Crucially, research also shows where the process can stall. Studies examining the pathway from awareness to policy support find that knowing alcohol causes cancer is different from accepting it. Where alcohol industry doubt-casting and misinformation persist, awareness fails to translate into public backing for life-saving alcohol policy. Acceptance of the science – not just exposure to information – is the enabling condition for action.
Comparative analysis shows that jurisdictions adopting clear on-product cancer warnings, updated low-risk guidelines, and sustained public education are better equipped to close the gap between evidence and prevention.
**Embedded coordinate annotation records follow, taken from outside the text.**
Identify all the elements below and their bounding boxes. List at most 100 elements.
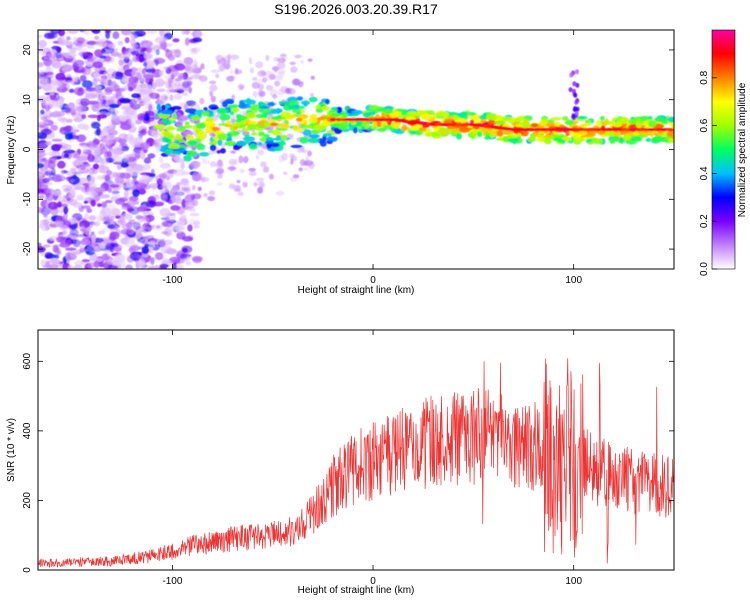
spectrogram-cell: [186, 134, 194, 141]
spectrogram-cell: [132, 149, 142, 156]
spectrogram-cell: [174, 155, 182, 162]
spectrogram-cell: [270, 116, 282, 121]
spectrogram-cell: [92, 61, 104, 68]
spectrogram-cell: [314, 124, 326, 131]
spectrogram-cell: [185, 261, 192, 266]
spectrogram-cell: [128, 122, 135, 127]
spectrogram-cell: [59, 224, 68, 231]
spectrogram-cell: [159, 172, 167, 179]
spectrogram-cell: [91, 235, 96, 243]
spectrogram-cell: [115, 71, 124, 77]
spectrogram-cell: [189, 47, 201, 53]
spectrogram-cell: [57, 160, 66, 169]
spectrogram-cell: [322, 133, 333, 137]
spectrogram-cell: [66, 36, 71, 41]
spectrogram-cell: [285, 87, 290, 94]
spectrogram-cell: [515, 123, 523, 128]
spectrogram-cell: [102, 96, 114, 100]
spectrogram-cell: [248, 167, 256, 172]
spectrogram-cell: [220, 57, 227, 66]
spectrogram-cell: [139, 226, 152, 231]
spectrogram-cell: [51, 50, 57, 59]
spectrogram-cell: [138, 246, 146, 250]
spectrogram-cell: [162, 81, 167, 85]
spectrogram-cell: [255, 61, 264, 69]
spectrogram-cell: [161, 231, 169, 235]
spectrogram-cell: [296, 128, 305, 132]
spectrogram-cell: [174, 82, 182, 87]
spectrogram-cell: [237, 83, 245, 90]
spectrogram-cell: [235, 69, 243, 75]
spectrogram-cell: [291, 155, 298, 162]
spectrogram-cell: [510, 117, 516, 123]
colorbar-tick-label: 0.6: [699, 118, 710, 132]
spectrogram-cell: [131, 93, 141, 99]
spectrogram-cell: [90, 231, 95, 235]
spectrogram-cell: [57, 201, 62, 208]
spectrogram-cell: [101, 227, 110, 233]
spectrogram-cell: [209, 84, 218, 92]
spectrogram-cell: [199, 97, 205, 105]
spectrogram-cell: [289, 61, 296, 66]
spectrogram-cell: [207, 150, 216, 155]
spectrogram-cell: [232, 184, 242, 191]
spectrogram-cell: [300, 60, 304, 64]
spectrogram-cell: [174, 195, 182, 205]
spectrogram-cell: [182, 92, 189, 96]
spectrogram-cell: [275, 130, 282, 136]
spectrogram-cell: [401, 124, 408, 132]
spectrogram-cell: [191, 185, 196, 191]
spectrogram-cell: [654, 116, 665, 123]
spectrogram-cell: [154, 124, 166, 129]
spectrogram-cell: [56, 46, 62, 53]
spectrogram-cell: [296, 117, 303, 122]
spectrogram-cell: [280, 134, 288, 140]
spectrogram-cell: [57, 85, 65, 89]
spectrogram-cell: [271, 142, 280, 148]
spectrogram-cell: [140, 184, 151, 190]
spectrogram-cell: [653, 135, 665, 143]
y-tick-label: 600: [22, 353, 33, 370]
spectrogram-cell: [194, 31, 200, 37]
spectrogram-cell: [132, 221, 141, 230]
spectrogram-cell: [230, 123, 242, 127]
spectrogram-cell: [193, 220, 201, 227]
spectrogram-cell: [161, 117, 168, 124]
snr-series-line: [38, 358, 674, 569]
spectrogram-cell: [51, 167, 56, 176]
spectrogram-cell: [405, 116, 415, 121]
spectrogram-cell: [71, 112, 83, 118]
spectrogram-cell: [248, 120, 258, 125]
spectrogram-cell: [185, 67, 195, 74]
spectrogram-cell: [186, 192, 194, 198]
spectrogram-cell: [158, 156, 164, 164]
spectrogram-cell: [41, 83, 52, 92]
spectrogram-cell: [574, 99, 579, 105]
spectrogram-cell: [571, 113, 576, 119]
spectrogram-cell: [137, 258, 146, 268]
spectrogram-cell: [181, 171, 191, 175]
spectrogram-cell: [591, 138, 604, 145]
spectrogram-cell: [179, 214, 187, 220]
spectrogram-cell: [142, 41, 152, 48]
spectrogram-cell: [152, 82, 157, 90]
spectrogram-cell: [280, 140, 285, 144]
spectrogram-cell: [295, 104, 300, 108]
spectrogram-cell: [613, 137, 620, 142]
spectrogram-cell: [111, 115, 120, 122]
spectrogram-cell: [256, 78, 264, 85]
spectrogram-cell: [484, 136, 490, 140]
spectrogram-cell: [218, 64, 224, 72]
spectrogram-cell: [376, 127, 387, 132]
spectrogram-cell: [172, 223, 185, 230]
spectrogram-cell: [298, 105, 305, 110]
spectrogram-cell: [193, 63, 198, 69]
spectrogram-cell: [630, 135, 642, 141]
spectrogram-cell: [161, 220, 174, 228]
spectrogram-cell: [244, 133, 250, 138]
spectrogram-cell: [176, 220, 186, 225]
spectrogram-cell: [330, 113, 340, 117]
spectrogram-cell: [157, 82, 162, 87]
spectrogram-cell: [53, 190, 62, 197]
It also exposes an insidious counter-force to people’s right to know: alcohol industry efforts to keep people in the dark about the cancer risk of their own products.
Read alongside the opinion columns in this special edition – from Colombia’s National Cancer Institute reframing alcohol as a cancer prevention issue, to women demanding honest information about breast cancer risk, to calls for people-centred cancer care, the message is clear: Increasing the recognition of the direct link between alcohol and cancer is about correcting a structural information failure. And once people know – and believe – the truth, the politics of prevention begins to change.
World Class Science to Understand Cancer Burden Caused by Alcohol
The science has become decisive and impossible to ignore.
A major new global analysis led by the World Health Organization and its cancer agency, the International Agency for Research on Cancer, identifies alcohol as the third leading preventable cause of cancer worldwide, behind only tobacco and excess body weight.
The study estimates that 37% of all new cancer cases globally – more than 7 million in 2022 – were caused by preventable factors, placing alcohol policy squarely among the most powerful levers for cancer prevention.
New data from the Global Burden of Disease study sharpen that picture further. According to the Institute for Health Metrics and Evaluation, healthy life years lost due to alcohol-attributable cancer have increased by 11% globally since 2006 – even as governments claim progress on noncommunicable diseases. In multiple regions, the trend is accelerating. Countries such as Vietnam, Nepal, and Kenya have seen dramatic rises in cancer burden linked to alcohol. Across Asia, Eastern Europe, and much of the Americas, alcohol-related cancer harm continues to climb, including in high-income countries where baseline burdens are already among the world’s highest.
Cross-country analysis illustrates that this is a global issue. Comparative studies covering Brazil, China, India, Russia, South Africa, the United Kingdom, and the United States show alcohol alongside tobacco, excess body weight, and infections as a major driver of cancer deaths and years of life lost. The mix varies by country, but the conclusion does not: cancer prevention without addressing alcohol is inadequate.
Cancer burden due to alcohol is also economic. New research estimates that premature cancer deaths caused by alcohol cost the European Union €4.6 billion annually in lost productivity alone – a figure never previously calculated. These are losses borne by families, workplaces, and public budgets, long before treatment costs are counted. Prevention, the authors conclude, is economically imperative.
Taken together, the science points to a powerful opportunity. Cancer caused by alcohol is preventable, effective solutions are already available, and acting on them can rapidly prevent human suffering. Aligning public policy with evidence, people’s rights, and the real scale of the cancer burden offers a clear path to improved prevention, fairer outcomes, and healthier communities.